People have estimated the terminal fall speed of hail using equations, and they have measured it. I actually saw scientists measuring the fall speed of artificial hailstones (same shape and density as hailstones, but not ice) by dropping them down a stairwell that extended vertically about seven stories. Assuming a story is about 3.7 meters, that’s about 26 meters. Sometimes scientists measure the fall speeds of hail in nature. They can photograph them falling with a high-speed camera using strobe lights that flash on at regular intervals. Or they can measure hail vertical speed with a Doppler radar pointing straight up. It is more likely that the “natural” hailstones reached their terminal fall speeds than those in the stairwell.
Knight and Knight (2001) argue that the terminal fall speed is related to:
- Air density (hail falls faster through thinner air)
- Hailstone density (less dense hailstones fall more slowly)
- Drag coefficient (the effectiveness of the air in slowing down the hailstones)
The shape of the hailstone is also important, but Knight and Knight assume the hailstones are spherical to keep the problem simple.
The graph shows how hail terminal velocity (or fall speed) is related to hail diameter.
Figure 3. Hail fall speed (and hence updraft needed) as a function of hail diameter. Red curves are from Knight and Knight (2001); Black points read off figure in http://www.jdkoontz.com/articles/hail.pdf.
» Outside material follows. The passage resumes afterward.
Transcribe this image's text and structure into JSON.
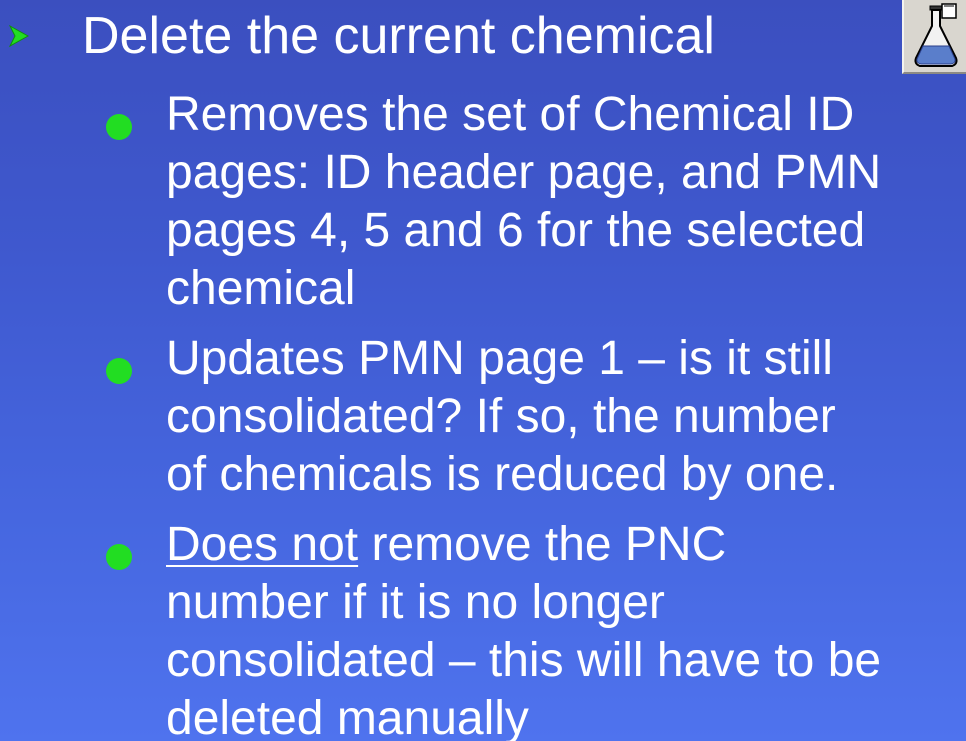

For our one-centimeter hailstone, the graph shows a range of values, based on assumptions on air density at the height the hail is forming (taken by Knight and Knight as somewhere around 5.5 kilometer above sea level, where the air pressure is about 500 millibars or hectoPascals, temperature 253.16 K), drag coefficient, and the ice density in the hailstones. I picked up the hailstones, and they appeared to be solid ice rather than soft, so the ice density was probably about 0.9 grams per cubic centimeter. This suggests the updraft speed was between 13 and 18 meters per second, or between 29 miles per hour and 40 miles per hour.
According to the U.S. National Severe Storms Laboratory website, a one-centimeter hailstone falls at about nine meters per second – meaning that the updraft has to be that strong. This means the air had to be moving upward at 32 kilometers per hour or 20 miles per hour. This is more consistent with the less-dense hail.
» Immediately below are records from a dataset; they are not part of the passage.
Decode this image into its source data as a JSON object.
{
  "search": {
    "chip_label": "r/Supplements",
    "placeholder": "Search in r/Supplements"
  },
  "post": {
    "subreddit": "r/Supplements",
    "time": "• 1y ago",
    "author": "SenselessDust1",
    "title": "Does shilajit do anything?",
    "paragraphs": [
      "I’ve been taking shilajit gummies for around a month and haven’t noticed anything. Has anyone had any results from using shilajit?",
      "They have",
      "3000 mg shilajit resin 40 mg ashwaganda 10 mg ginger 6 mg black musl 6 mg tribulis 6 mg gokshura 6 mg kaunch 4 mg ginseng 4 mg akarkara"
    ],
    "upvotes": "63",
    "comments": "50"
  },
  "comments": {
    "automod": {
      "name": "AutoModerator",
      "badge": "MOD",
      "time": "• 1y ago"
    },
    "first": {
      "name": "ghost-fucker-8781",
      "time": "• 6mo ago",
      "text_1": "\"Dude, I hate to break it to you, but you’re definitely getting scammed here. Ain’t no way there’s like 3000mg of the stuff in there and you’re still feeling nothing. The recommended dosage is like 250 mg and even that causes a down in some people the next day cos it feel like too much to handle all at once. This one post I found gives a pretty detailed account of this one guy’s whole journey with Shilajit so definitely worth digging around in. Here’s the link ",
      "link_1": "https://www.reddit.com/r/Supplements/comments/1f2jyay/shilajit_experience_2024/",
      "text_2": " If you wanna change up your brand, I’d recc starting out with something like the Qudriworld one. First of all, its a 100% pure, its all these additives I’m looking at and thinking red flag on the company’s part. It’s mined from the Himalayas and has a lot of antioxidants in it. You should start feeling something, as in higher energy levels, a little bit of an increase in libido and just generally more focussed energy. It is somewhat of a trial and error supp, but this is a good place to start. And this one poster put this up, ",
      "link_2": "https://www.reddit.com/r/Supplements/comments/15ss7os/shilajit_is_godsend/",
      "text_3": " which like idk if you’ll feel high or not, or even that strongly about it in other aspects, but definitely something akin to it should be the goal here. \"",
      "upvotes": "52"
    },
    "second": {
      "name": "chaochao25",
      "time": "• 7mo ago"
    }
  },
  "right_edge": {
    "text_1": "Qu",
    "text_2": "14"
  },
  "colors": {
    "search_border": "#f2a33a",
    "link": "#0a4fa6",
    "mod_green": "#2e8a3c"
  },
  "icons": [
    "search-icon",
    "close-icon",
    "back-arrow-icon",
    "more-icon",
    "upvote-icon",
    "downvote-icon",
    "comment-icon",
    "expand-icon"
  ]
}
So – to be safe, I would say the updraft overhead was between 9 meters per second and 18 meters per second. There are too many factors that we don’t really know to get much more accurate than that. This is between 32 and 65 kilometers an hour, or between 20 and 40 miles per hour.
The Encyclopedia of Climate and Weather (New York, Oxford University Press, Stephen Schneider) quotes a 47 meter per second fall speed (or necessary updraft) for a 14.4 centimeter hailstone, translates to a little over 100 miles per hour!
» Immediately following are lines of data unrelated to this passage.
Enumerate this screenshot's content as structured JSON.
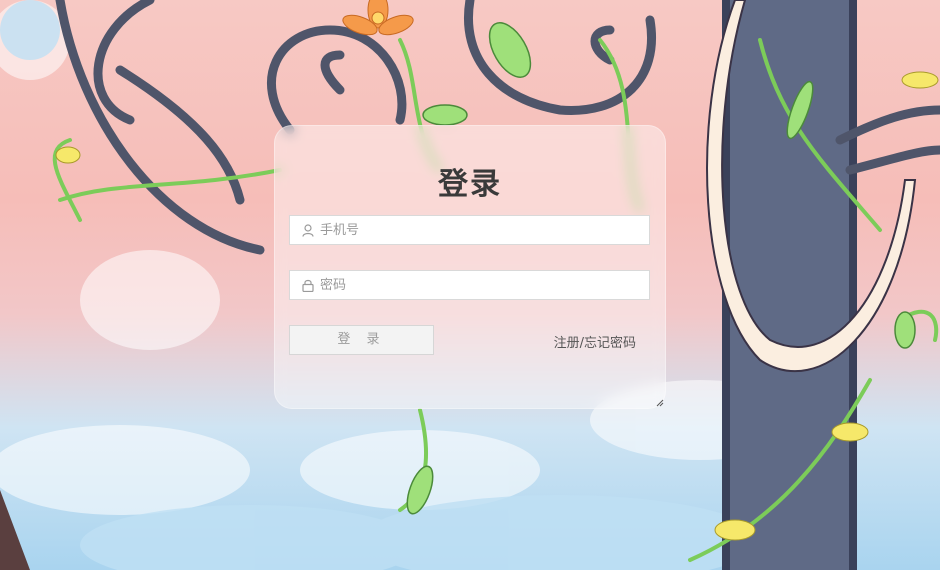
{
  "login": {
    "title": "登录",
    "phone_placeholder": "手机号",
    "password_placeholder": "密码",
    "login_button_label": "登 录",
    "register_link": "注册/忘记密码"
  },
  "icons": {
    "phone_field": "user-icon",
    "password_field": "lock-icon",
    "card_corner": "resize-grip-icon"
  },
  "colors": {
    "title": "#3a3a3a",
    "button_bg": "#f3f3f3",
    "button_text": "#9c9c9c",
    "link_text": "#555555"
  }
}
So – next time you have a hailstorm, measure the diameter of some hailstones to find out roughly how strong the updraft was! But if the hail is large, either photograph it from a safe place or wait until the large hail has stopped. If you don’t have a camera, collect some hail stones, put them in a plastic bag, and put them in a freezer until you have time to measure them.
Related blog: “More about Hail,” (No 19, 1 November 2006).
Reference:
Knight, Charles, and Nancy Knight, 2001: Hailstorms. In Severe Convective Storms, C. A. Doswell III, Ed., Meteorological Monographs, volume 28, No. 50. Published by the American Meteorological Society
This is wonderful! Im so glad I found your blog, this is so much information. I sure could have used it when I did my statistics project…but hey. Who knew data could be so fascinating. We had hail about a cm in diameter here in Maine last time this year, now I know why.
Hi Michelle,
Thanks! I’ve been trying to include more data in the blog, so that people like you could look them up when you have a question or need some data to play with. In fact, I will be organizing the blog so that people can search for blogs containing data.
Hope the hail didn’t doo any damage!